Sometimes you'll be watching a movie or TV series that portrays the ideal family, one where problems are discussed and resolved, where mothers dispense hugs and wisdom to daughters in equal measure, and you think to yourself, "what a crock of sh*t". This is what I imagine Antara, the protagonist of Avni Doshi's Burnt Sugar would think. Age 36, she's resentful of the way she has been raised, despises her mother who has recently developed Alzheimer's, but can't cut the ties.
The story is set in Puna, India, and narrated by Antara who intersperses scenes of her current life with episodes she remembers from her upbringing. Tara, her mother, didn't conform to the life society expected her to lead. She left her husband and his overbearing mother to live in an ashram, the source of Antara's first memories.
Memory is a key theme of the novel. In one scene Antara tells her grandmother she remembers the time her mother added chilli to her food. "Your mother didn’t add the chilli to your khichdi. I added ginger to it because you had a very bad cold", says Nani. Later, Tara's doctor explains, "memory is a work in progress. It’s always being reconstructed". The daughter tries to mitigate the effects of her mother's dementia by trying to keep the memories alive, but whatever Antara relates is her own truth (although she admits to telling lies) and not Tara's.
As the story unfolds the daughter seems to morph into her mother and you sometimes wonder whose thoughts are being spoken.
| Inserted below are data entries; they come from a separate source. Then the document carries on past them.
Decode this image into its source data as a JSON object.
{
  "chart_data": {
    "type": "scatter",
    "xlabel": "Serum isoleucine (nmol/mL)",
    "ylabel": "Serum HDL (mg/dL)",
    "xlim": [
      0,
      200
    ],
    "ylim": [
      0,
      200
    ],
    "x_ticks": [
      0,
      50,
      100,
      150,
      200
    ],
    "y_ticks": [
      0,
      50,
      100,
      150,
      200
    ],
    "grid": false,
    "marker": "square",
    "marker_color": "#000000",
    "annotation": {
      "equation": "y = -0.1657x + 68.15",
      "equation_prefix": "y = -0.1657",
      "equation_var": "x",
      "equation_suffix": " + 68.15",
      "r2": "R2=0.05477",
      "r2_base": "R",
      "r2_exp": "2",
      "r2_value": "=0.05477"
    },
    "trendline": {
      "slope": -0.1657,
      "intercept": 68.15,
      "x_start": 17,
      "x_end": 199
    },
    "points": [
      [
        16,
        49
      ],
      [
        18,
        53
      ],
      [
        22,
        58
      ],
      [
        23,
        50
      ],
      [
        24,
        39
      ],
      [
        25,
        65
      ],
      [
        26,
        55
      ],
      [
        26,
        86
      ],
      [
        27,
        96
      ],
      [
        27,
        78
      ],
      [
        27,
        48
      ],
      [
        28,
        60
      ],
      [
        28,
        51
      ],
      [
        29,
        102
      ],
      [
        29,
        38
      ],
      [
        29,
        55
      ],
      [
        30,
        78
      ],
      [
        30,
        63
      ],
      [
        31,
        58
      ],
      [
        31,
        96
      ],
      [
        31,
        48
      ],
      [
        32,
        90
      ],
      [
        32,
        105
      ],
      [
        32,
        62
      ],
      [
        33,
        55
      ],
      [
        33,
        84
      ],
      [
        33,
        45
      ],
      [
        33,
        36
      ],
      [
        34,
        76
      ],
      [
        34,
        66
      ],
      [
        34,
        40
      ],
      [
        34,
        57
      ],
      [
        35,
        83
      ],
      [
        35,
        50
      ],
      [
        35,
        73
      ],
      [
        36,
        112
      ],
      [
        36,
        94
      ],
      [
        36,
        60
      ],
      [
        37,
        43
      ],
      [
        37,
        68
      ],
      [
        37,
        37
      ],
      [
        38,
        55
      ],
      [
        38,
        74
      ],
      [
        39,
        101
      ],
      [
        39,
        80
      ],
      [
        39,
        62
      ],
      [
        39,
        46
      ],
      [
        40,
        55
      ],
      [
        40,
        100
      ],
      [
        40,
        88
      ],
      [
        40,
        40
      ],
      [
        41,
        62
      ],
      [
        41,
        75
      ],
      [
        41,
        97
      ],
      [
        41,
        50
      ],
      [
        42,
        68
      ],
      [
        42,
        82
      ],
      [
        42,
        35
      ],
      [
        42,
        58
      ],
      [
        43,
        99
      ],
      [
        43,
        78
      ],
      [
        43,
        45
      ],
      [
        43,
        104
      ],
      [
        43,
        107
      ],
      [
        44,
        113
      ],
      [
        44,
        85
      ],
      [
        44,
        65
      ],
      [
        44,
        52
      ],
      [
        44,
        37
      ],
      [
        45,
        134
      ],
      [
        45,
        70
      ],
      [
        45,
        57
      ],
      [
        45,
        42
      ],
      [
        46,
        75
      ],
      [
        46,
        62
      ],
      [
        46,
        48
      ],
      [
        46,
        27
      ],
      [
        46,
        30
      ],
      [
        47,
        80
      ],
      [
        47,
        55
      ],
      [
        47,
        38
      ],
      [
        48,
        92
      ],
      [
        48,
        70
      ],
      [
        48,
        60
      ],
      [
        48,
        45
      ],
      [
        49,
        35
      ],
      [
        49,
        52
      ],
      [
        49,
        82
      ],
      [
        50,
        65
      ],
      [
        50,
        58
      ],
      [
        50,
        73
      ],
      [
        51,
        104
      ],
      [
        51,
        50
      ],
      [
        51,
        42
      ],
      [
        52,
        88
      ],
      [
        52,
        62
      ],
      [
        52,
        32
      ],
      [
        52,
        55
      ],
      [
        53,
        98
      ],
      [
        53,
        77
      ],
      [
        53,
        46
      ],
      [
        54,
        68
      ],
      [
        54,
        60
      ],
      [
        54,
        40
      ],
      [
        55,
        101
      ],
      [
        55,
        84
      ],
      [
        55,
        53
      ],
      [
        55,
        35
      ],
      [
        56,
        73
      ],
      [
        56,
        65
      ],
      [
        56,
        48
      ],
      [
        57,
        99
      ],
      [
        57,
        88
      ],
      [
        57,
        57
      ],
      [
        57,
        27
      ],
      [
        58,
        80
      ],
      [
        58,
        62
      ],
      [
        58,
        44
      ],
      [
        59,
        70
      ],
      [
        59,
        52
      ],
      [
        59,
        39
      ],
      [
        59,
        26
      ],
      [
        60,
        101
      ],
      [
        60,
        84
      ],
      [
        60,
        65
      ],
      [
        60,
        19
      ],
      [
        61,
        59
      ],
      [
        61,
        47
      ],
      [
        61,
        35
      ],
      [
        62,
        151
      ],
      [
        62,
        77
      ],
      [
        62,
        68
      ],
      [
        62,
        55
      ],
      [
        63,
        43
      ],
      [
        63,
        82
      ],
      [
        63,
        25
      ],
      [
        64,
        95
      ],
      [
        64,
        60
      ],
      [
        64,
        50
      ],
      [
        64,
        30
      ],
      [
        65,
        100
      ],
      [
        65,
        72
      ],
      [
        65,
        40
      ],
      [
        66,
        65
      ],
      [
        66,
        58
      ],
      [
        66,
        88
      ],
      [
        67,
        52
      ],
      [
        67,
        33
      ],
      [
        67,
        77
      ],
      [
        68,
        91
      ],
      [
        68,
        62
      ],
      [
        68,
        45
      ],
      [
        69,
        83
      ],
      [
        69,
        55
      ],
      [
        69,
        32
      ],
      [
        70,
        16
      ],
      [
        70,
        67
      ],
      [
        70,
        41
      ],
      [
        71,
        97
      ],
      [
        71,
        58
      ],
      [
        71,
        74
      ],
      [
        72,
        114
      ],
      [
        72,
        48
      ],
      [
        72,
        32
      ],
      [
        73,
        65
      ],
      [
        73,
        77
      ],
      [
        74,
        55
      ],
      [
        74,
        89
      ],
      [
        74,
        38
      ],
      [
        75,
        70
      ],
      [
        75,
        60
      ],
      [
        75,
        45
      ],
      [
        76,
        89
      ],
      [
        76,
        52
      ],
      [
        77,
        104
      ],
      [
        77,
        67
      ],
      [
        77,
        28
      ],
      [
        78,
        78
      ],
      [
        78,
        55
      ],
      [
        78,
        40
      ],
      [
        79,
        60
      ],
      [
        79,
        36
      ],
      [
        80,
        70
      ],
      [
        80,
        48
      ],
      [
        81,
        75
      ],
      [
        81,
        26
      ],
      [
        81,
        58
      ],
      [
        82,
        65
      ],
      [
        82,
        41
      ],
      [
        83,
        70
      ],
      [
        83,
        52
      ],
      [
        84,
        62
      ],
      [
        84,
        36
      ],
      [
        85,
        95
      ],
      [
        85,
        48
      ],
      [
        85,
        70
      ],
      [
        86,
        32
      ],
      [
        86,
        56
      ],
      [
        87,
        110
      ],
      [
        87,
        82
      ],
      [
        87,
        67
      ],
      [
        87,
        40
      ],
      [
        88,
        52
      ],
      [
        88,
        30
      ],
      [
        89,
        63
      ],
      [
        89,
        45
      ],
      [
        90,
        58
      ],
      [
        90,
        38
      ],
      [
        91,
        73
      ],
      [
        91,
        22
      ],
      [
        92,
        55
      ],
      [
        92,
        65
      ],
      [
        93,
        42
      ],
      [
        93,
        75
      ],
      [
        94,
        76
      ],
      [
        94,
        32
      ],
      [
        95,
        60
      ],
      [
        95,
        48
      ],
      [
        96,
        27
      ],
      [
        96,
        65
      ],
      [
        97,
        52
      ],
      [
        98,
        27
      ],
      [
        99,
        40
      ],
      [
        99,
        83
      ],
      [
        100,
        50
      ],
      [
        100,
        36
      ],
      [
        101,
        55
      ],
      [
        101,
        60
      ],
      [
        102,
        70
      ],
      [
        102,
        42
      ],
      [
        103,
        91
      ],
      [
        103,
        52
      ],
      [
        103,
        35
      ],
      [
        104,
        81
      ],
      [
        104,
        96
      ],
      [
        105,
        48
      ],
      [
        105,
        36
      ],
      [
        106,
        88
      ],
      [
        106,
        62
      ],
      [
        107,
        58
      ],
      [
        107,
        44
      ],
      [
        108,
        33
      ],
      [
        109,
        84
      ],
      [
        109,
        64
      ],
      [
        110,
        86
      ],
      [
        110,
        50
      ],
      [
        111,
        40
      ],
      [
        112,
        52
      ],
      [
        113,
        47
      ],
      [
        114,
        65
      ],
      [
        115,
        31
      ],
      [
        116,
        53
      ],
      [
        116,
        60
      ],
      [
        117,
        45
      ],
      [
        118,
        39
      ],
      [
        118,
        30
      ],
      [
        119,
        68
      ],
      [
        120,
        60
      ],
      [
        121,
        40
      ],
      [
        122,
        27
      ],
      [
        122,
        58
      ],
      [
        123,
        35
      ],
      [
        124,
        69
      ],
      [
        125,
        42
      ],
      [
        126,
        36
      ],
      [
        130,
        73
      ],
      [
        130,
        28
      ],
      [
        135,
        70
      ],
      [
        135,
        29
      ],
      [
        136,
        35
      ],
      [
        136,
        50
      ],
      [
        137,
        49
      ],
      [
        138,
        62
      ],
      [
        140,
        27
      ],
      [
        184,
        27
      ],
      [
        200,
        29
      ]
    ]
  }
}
No matter how much Antara wants to be her own woman, live her own life, she cannot escape her mother: "I understood how deeply connected we were, and how her destruction would irrevocably lead to my own". In the end, you have a great deal of sympathy and admiration for the woman who has lived her own life. As for Antara, you can't help thinking that she'd be better off living in the present, rather than continually picking over the past.